DAILY FILM DOSE: A Daily Film Appreciation and Review Blog: Revanche

Monday 19 December 2011

Revanche

Revanche (2008) dir. Götz Spielmann
Starring: Johannes Krisch, Irina Potapenko, Andreas Lust, Ursula Strauss

****

By Alan Bacchus

Some spoilers below...

Götz Spielmann's Oscar nominated Revanche is an inspired masterpiece of a thriller, which doesn't really turn out to be a thriller in the end, but something more emotionally complex and profound than a mere genre film.

Alex and Tamara are lovers desperately trying to make a life together. First they have to get out of the sex traffic business. Tamara is a hooker/stripper working for an Eastern European gangster and Alex is the club’s hardened but ineffectual barkeep. Alex makes a plan to hold up a small town bank, grab the cash, pay off their debts and ride away into the sunset in freedom. Plans go wrong, of course, when the heist and their escape are interrupted by a humble cop, Robert.

Spielmann is clever to subvert our expectations, steering the movie in the direction of a lovers-on-the-run road movie in the first half before pulling the rug from under us and making a dramatic left turn to something deeper and more complex. The second half deals with the fallout from Alex/Tamara’s encounter with the cop, the details of which I won’t reveal here. Soon Alex finds himself alone hiding from the authorities in the home of his elderly grandfather and his kindly female neighbour, Susanne, who happens to be the wife of the cop who disrupted the heist.

The title Revanche means revenge in German, but it can also mean ‘second chance’ – the prevailing theme that dominates the rest of the film. Alex wrestles with the choice between his desire for revenge and his inability to commit to another act of violence, and whether his grandfather and the town will become his second chance at making a real honest life for himself.

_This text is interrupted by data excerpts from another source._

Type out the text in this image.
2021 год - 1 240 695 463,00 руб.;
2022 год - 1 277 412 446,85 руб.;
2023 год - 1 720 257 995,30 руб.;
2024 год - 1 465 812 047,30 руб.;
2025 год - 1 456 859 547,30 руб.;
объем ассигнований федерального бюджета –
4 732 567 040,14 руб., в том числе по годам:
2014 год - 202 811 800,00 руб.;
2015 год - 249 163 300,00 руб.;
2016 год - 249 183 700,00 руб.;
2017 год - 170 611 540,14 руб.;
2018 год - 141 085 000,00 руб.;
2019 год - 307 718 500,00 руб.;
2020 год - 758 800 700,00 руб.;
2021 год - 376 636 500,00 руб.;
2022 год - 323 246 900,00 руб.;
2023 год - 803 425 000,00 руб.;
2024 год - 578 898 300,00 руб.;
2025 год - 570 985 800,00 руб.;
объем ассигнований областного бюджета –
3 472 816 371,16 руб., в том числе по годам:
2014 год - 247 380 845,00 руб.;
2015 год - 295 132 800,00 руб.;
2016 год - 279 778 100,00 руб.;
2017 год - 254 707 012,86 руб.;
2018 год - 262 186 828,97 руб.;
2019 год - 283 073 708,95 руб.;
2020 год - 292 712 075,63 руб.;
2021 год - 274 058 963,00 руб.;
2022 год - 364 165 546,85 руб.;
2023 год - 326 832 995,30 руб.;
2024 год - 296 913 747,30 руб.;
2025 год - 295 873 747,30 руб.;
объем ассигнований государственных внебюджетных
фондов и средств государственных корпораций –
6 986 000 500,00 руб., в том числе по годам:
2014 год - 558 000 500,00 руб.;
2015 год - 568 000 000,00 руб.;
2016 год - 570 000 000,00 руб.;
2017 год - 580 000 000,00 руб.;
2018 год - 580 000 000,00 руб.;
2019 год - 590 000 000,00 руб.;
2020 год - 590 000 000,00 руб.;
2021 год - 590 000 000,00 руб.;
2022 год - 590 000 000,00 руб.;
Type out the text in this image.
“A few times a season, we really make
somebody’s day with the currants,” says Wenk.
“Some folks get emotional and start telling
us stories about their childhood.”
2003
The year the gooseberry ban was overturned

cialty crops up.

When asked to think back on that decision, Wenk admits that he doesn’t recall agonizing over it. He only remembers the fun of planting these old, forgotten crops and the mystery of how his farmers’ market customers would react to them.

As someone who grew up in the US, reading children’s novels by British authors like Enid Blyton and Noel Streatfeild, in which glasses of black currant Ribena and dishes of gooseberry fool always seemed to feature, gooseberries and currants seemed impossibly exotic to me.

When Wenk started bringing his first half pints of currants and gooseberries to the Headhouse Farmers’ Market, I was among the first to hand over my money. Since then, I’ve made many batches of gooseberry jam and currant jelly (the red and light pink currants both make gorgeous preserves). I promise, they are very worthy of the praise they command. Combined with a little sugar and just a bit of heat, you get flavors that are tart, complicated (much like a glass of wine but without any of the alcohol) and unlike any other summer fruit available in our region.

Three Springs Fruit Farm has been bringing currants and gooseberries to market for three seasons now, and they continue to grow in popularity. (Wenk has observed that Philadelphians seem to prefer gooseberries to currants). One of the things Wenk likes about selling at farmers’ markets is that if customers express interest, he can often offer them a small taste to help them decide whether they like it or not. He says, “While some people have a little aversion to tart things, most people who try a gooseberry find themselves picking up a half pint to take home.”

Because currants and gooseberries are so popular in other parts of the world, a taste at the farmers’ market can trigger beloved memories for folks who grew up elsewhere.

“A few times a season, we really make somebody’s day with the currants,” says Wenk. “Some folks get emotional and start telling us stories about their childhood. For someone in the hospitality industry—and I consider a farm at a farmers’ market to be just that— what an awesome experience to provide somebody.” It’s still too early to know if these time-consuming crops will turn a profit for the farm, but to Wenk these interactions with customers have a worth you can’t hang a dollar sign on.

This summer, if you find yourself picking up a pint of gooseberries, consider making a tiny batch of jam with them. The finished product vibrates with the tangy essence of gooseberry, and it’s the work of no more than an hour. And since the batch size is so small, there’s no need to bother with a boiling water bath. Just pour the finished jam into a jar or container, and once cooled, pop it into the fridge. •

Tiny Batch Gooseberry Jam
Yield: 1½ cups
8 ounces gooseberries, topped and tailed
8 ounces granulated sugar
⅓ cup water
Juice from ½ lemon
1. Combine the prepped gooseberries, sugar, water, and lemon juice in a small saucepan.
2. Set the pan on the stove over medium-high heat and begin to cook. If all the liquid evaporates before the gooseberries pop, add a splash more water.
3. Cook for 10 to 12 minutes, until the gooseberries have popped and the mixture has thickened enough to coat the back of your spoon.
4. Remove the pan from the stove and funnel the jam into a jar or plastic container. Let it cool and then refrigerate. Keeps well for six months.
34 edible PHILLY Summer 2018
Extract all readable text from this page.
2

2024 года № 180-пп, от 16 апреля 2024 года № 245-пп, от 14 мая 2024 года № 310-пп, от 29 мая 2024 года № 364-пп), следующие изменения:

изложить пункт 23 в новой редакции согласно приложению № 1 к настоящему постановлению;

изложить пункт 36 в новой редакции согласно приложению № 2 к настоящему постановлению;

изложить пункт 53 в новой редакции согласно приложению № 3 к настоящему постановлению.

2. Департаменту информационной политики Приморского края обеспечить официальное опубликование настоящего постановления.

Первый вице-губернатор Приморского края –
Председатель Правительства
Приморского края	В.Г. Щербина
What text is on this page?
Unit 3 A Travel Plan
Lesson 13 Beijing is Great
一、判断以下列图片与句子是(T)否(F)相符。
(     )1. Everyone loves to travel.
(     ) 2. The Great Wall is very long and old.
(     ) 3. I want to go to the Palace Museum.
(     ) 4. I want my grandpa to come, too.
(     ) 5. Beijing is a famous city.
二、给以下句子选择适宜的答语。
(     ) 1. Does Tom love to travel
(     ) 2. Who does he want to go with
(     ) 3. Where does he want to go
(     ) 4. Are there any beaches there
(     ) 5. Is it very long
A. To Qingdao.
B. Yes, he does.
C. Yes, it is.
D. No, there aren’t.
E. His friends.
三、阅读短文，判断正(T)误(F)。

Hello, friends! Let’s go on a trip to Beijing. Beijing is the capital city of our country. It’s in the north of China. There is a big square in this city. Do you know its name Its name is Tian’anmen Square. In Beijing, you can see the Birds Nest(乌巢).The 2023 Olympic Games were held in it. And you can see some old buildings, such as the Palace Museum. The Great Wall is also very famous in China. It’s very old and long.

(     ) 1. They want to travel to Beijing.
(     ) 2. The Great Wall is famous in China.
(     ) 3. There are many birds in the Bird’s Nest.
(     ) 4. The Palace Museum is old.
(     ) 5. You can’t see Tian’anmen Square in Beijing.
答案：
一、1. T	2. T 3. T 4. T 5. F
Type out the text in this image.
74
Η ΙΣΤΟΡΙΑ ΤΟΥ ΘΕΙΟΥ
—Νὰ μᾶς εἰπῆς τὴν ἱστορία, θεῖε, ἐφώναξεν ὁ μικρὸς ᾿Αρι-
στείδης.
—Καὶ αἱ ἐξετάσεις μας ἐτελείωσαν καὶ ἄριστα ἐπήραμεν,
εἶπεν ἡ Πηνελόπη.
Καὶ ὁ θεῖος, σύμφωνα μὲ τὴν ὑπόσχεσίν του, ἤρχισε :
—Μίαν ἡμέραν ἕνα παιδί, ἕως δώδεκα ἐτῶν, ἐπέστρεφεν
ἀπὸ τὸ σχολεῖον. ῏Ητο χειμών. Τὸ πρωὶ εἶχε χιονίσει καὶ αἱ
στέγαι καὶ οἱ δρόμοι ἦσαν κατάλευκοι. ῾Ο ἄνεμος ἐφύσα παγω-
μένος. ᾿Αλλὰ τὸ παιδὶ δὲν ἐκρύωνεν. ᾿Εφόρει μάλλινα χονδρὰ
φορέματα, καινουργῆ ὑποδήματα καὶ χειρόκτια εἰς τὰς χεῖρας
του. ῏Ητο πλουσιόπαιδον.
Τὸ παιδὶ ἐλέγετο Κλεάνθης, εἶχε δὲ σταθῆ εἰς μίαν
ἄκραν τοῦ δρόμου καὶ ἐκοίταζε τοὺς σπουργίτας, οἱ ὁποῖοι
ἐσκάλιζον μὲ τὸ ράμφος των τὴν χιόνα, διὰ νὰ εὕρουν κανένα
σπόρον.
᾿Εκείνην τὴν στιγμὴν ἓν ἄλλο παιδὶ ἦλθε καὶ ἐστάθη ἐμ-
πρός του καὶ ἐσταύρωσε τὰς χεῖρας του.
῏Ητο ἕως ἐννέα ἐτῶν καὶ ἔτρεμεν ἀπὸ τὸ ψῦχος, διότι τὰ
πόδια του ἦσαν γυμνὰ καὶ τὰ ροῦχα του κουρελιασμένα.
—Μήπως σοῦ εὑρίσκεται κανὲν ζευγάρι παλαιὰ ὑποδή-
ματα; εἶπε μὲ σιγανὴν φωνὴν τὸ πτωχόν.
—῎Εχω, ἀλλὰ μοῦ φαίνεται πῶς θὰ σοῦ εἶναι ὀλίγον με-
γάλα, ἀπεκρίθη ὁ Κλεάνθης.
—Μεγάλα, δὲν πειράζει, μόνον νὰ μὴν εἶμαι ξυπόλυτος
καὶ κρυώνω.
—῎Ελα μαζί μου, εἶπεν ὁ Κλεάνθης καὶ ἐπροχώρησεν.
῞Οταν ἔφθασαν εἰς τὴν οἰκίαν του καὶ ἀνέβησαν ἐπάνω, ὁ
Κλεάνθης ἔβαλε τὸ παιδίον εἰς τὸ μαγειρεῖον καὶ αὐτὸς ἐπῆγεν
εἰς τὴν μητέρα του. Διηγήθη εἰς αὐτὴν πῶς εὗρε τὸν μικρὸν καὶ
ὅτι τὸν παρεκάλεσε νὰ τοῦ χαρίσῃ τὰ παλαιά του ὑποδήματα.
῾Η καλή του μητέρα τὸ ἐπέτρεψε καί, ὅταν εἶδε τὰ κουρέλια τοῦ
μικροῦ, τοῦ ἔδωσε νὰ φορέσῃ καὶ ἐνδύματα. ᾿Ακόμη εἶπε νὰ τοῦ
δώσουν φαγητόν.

After the heist, Spielmann disposes of the urban setting and the strip club, and we don't see the slimy pimp or club owner again. As such, it’s a greyer area of conflict. What was easily characterized as good vs. bad, hero vs. villain and protagonist vs. antagonist is much more difficult to identify with.

The relationship between Susanne and Alex is particularly intriguing. Alex appears to have contempt for Susanne a) because of her association with the cop that prevented the bank robbery and b) because of Susanne’s nosey small town congeniality, which threatens Alex’s grieving process. Then, out of the blue, Susanne seduces Alex. It’s a shock to us, but it’s an instinctual carnal attraction between desperate souls, not unlike Halle Berry and Billy Bob Thornton’s smouldering love affair in Monster’s Ball.

But Susanne’s agenda is more devious than Alex’s. Alex easily succumbs to passion, because well, he’s a man, and it doesn’t take much to seduce a man. For Susanne, it’s a desperate attempt to save her marriage by secretly conceiving a child even if it’s not her husband’s.

Spielmann sets a quiet tone with a trendy observational style, a languid easy-going pace and non-stylized though pristine visuals. Without overt violence or conflict he slowly simmers his situations and characters with internalized emotions. Like Hamlet, Alex, who desires revenge against Robert, is unable to make a decision and take action – a trait that is planted by Tamara’s pimp in a throwaway conversation early in the film. So we sense there’s a possibility of violence at every moment, whether it’s against Robert, Susanne or even himself. Spielmann’s repetitive use of the wood chopping is almost pornographic, suggesting that it’s either groundwork for its significance later in the movie or that at any time Alex, who is so wound up, could lose control, chop off a finger or lose a limb.

Revanche succeeds masterfully because Spielmann makes us love Alex, Susanne and Robert so much that we desperately want all of them to achieve their dreams and make good for themselves.

Revanche, nominated for a Foreign Language Oscar in 2009, also received the Criterion Collection treatment on Blu-ray, a format that renders Spielmann’s compositions sharply and immaculately.